First glance is the best time to eliminate a cancer, says Dr. Kraj who hopes better understanding of how that does and doesn't happen will lead to new treatments utilizing the body's natural defenses. Funding from the Georgia Cancer Coalition's program for young investigators helped him develop the model. He recently received a five-year, $1.1 million grant from the National Cancer Institute to use the model to study prostate cancer and melanoma.

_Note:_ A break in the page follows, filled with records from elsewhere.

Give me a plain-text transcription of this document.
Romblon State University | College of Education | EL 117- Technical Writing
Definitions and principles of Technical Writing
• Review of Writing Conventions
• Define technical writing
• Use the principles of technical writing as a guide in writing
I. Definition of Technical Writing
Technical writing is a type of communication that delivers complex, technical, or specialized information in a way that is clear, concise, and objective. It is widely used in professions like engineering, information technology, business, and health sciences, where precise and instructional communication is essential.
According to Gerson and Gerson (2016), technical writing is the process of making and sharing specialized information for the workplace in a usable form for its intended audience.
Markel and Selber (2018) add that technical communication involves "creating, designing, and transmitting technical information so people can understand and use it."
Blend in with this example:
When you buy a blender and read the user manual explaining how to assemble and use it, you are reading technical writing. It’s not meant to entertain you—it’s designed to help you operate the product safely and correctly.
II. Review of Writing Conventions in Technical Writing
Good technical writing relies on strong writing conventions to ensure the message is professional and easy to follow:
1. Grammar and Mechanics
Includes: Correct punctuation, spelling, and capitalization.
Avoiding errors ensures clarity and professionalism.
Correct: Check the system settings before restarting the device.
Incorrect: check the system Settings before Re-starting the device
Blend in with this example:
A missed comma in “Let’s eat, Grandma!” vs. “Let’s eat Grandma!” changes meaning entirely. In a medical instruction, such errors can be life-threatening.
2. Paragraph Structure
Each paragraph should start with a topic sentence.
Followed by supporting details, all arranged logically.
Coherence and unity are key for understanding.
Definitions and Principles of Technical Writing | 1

The work started with whittling the vast immune response to an examinable number of different T cells, which orchestrate the immune response, and expressing a known antigen in tumor cells that provokes the response.
The body has millions of T cells produced by the thymus, that start life nave, then develop a memory for thousands of antigens they encounter: everything from pollen to viruses to the body's own proteins and peptides. "Generally the mouse has a wide, abundant repertoire of T cell receptors," says Dr. Kraj. "If you take 10,000 T cells, there is a good chance each cell's is different.
"We wanted a system where we could look at a population of antigen-specific cells. The way we could do that is by making a transgenic mouse. The specificity of the T cells is biased to recognize one peptide and we know what that peptide is. We have a prostate cancer cell line that expresses this peptide. We can now move to the experiments where we can inject those mice with prostate tumor cells and see what happens," Dr. Kraj says. "We already are doing that with melanoma cells."